Quality is as important as quantity

Your recent survey of trust HR Directors revealed some fascinating insights into their views – insights which tally with our own experience of current thinking about NHS workforces.

Particularly telling from our point of view was the respondents’ focus on quality of personnel as much as quantity. This is summed up by two key headline figures – the worrying 75 per cent saying the maintaining of high professional standards is not fit for purpose and the relatively low figure of 33 per cent not confident they have sufficient staff to meet service demands.

In our experience, nowhere is the need for investment of scarce HR resources more crucial than in the development of quality leadership throughout all levels of organisations – not just among senior management, important thought this is, but also crucially in terms of staff providing frontline services to patients.

Concentrating on this type of investment, via CPD and other initiatives, is the best hope the NHS has to squeeze more quality from declining resources at this challenging time of financial uncertainty. And it¹s all the more important if staff morale and positive employee relations are to be maintained and improved, in the way raised by NHS Employers chief executive Dean Royles in his comments on the survey.

The more progressive trusts have recognised this ­ and are acting accordingly ­ and your survey offers hope that others also acknowledge that the best way to implement Francis is to encourage and foster high-quality staff development and leadership ­ not just at the top but throughout organisations.

Neil Fineberg, Finegreen Associates Recruitment Consultants

Fixing the NHS is ‘fantasy’

I think it is a fantasy that someone “at the top” can fix the NHS. The underlying problematique facing the NHS has been years of reform that ministers and governments have never fundamentally committed to; they continue to seek opt-outs and ways to claw-back control. This is lack of commitment is evidence of policy failure extending over some years and not necessarily about leadership or dedication by clinicians and support staff within the NHS.

What reforms over the years have done is wind the NHS up more and more tightly so there is almost no room for people or organisations to manoeuvre, despite ministerial protestations that the reverse is actually happening. Strong institutional and clinical change cannot get any traction for fear of the consequences if something goes wrong. Fear not optimism prevails.

We all know that healthcare is a form of controlled chaos yet we design systems with the mistaken belief (fostered by people who should know better) that there are simple levers to pull or dials to spin that will make it all work better. Misunderstanding the nature of the system means politicians and advisors (expensive ones at that) are constantly solving very precisely the wrong problems. The result is what we see – organisational congestion, difficulty realigning services to better respond to patient needs, problems creating new organisations to deliver care (the dreaded contestability), with failures that cascade and escalate.
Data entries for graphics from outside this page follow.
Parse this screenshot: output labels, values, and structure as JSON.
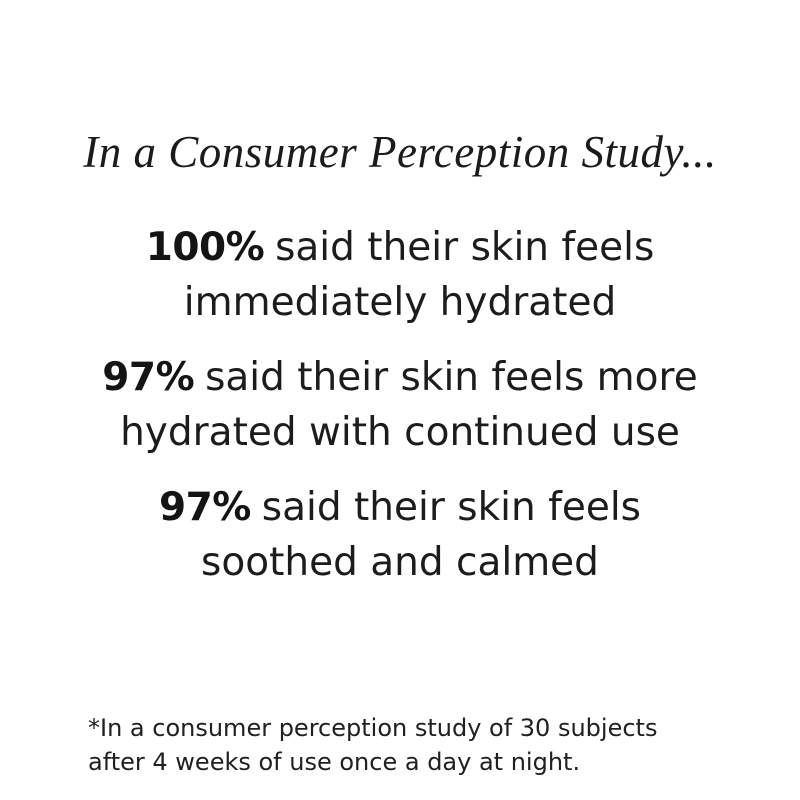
{
  "page": {
    "background_color": "#ffffff",
    "text_color": "#1a1a1a"
  },
  "title": "In a Consumer Perception Study...",
  "stats": [
    {
      "value": "100%",
      "line1": "said their skin feels",
      "line2": "immediately hydrated"
    },
    {
      "value": "97%",
      "line1": "said their skin feels more",
      "line2": "hydrated with continued use"
    },
    {
      "value": "97%",
      "line1": "said their skin feels",
      "line2": "soothed and calmed"
    }
  ],
  "footnote": {
    "line1": "*In a consumer perception study of 30 subjects",
    "line2": "after 4 weeks of use once a day at night."
  }
}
A&E is on everyone’s mind, but hospitals should be adept at managing A&E (it is after all one of the main entrances to the NHS), even it means bolting on a primary care unit at the front end of the hospital, and bolting on a step-down unit at the other end. There are ways to do this and not beyond the ingenuity of people. There is no reason significant economies cannot also be realised to bend the cost-curve down, even in the face of rising demand.

The leadership fix is no guarantee – evidence from other industries shows the folly in putting faith in iconic notions of leadership; there are idiots out there too. People can handle only so much “culture” and “hug the team teddy” workshops and seminars, or people criss-crossing the NHS with their PowerPoint slide decks dispensing their wisdom.

The problems are real and compelling and require less, not more control, despite that sounding counter-intuitive. We need the locus of action with dedicated healthcare professionals and managers (yes, it is possible to define management as helpful and not obstructionist), positioned deep in the interactions with patients, enabling clinical and organisational arrangements to change and alter their structure easily. This also alters what would count as leadership.